Before we can talk about liability it is important to understand negligence. Personal injury lawsuits following a car crash are often based on negligence. There are five elements to a negligence claim. The first element is duty of care. All motorists owe a duty of care to other motorists to drive reasonably under the circumstances. The second element is breach. This means one motorist breached their duty of care generally by crashing into the other motorist. The third element is actual cause. This means that the breach was the cause of the crash and but for the breach, the crash would not have occurred. The fourth element is proximate cause. This means the accident was foreseeable. Finally, the fifth element is damages. This means you suffered some sort of loss or damages due to the crash.

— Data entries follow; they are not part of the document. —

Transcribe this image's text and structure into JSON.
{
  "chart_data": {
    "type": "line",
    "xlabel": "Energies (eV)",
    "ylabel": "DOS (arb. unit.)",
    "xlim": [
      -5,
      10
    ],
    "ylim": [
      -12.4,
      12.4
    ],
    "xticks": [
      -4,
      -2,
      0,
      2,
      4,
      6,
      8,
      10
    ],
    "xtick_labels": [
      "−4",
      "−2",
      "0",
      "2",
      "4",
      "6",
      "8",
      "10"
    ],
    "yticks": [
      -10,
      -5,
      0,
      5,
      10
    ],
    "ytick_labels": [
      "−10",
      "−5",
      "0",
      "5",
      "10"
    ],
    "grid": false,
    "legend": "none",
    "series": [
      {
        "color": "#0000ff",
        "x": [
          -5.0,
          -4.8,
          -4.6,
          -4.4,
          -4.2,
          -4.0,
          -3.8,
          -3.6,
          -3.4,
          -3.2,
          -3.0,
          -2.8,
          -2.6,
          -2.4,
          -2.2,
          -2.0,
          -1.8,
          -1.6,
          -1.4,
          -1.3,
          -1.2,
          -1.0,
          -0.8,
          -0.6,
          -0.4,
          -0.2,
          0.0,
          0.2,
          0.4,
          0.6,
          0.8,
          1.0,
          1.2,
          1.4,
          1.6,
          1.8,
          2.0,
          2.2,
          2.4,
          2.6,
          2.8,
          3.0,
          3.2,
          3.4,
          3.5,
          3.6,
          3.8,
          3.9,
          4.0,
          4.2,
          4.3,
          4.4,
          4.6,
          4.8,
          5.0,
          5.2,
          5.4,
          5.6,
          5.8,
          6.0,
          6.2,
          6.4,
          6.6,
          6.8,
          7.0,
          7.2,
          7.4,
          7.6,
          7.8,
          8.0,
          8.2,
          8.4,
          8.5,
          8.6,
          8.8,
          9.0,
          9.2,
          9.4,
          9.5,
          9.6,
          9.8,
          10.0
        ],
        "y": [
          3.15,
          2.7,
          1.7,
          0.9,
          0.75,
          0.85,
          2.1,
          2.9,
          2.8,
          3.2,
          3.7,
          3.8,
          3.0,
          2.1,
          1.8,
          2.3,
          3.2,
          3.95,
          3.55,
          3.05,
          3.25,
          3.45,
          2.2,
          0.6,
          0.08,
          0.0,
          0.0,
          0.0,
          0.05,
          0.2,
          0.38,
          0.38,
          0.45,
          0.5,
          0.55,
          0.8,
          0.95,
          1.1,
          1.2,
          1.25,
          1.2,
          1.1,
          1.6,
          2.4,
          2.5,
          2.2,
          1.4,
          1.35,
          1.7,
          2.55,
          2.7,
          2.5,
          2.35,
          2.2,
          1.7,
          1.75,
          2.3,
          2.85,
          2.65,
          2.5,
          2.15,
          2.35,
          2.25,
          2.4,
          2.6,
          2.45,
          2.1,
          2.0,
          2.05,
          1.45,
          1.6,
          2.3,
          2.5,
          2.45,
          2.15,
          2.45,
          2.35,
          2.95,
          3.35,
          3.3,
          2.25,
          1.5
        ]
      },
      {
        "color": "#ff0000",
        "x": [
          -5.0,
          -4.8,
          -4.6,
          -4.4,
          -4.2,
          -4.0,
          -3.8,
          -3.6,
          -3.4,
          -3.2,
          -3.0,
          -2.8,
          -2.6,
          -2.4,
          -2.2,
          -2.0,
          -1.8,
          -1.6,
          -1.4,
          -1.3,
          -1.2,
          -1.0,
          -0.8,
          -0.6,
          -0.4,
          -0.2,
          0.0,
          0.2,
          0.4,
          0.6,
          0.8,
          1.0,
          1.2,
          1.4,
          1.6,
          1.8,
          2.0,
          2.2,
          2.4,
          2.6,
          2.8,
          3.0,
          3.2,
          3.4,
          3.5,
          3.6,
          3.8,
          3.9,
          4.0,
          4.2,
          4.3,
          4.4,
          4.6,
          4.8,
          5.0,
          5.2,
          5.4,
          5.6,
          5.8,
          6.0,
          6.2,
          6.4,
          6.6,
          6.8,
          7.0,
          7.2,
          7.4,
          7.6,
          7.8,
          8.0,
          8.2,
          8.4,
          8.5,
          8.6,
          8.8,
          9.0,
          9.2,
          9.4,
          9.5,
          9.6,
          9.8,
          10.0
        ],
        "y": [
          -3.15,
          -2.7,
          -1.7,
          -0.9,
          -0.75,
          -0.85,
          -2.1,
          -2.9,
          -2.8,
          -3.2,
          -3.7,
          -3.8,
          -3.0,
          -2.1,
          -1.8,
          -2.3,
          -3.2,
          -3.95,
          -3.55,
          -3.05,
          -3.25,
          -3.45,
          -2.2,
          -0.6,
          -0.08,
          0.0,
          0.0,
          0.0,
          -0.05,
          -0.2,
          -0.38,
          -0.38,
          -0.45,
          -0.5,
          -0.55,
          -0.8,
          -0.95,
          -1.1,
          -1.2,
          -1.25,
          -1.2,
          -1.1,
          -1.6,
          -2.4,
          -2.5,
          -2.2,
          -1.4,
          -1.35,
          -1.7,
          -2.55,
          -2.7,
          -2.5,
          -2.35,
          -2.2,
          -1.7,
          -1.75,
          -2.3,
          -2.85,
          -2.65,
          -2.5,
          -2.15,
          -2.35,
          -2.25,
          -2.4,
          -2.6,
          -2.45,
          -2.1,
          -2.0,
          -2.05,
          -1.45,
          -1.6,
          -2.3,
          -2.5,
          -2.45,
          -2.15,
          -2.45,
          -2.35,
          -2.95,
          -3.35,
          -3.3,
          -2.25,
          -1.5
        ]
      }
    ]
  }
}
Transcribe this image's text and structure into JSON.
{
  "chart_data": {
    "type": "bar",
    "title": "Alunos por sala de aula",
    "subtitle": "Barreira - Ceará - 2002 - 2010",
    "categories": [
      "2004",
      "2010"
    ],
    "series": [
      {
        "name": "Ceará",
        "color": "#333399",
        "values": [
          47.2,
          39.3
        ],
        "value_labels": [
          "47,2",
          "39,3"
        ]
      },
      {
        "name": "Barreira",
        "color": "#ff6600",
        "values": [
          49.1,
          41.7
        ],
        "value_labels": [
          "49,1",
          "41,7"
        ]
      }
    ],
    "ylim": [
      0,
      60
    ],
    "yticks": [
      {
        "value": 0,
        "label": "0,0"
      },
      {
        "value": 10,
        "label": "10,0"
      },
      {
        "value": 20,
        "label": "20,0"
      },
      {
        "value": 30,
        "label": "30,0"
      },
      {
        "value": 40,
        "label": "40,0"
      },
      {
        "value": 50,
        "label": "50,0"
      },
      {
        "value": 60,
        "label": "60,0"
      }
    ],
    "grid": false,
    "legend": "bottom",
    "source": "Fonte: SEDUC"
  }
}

Liability following a truck accident

When you are pursuing a negligence claim following a truck accident, it is important to hold all responsible parties liable for the damages you suffered. While the truck driver may seem like the obvious negligent party, the truck driver’s employer may also be held liable in certain circumstances. This is due to the legal doctrine known as “respondeat superior.” Basically, this means an employer is liable for the wrongful acts of employees if the act took place within the scope of employment. Generally, respondeat superior will apply if the employee’s action is performed often enough during the course of employment that it is a characteristic of the job. It is important to note that if the trucker’s relationship to the truck company is that of an independent contractor, respondeat superior will not apply.

Ultimately, you will want to name all possible defendants if you are pursuing a personal injury lawsuit. This can help you obtain all the compensation you are entitled to following a truck accident.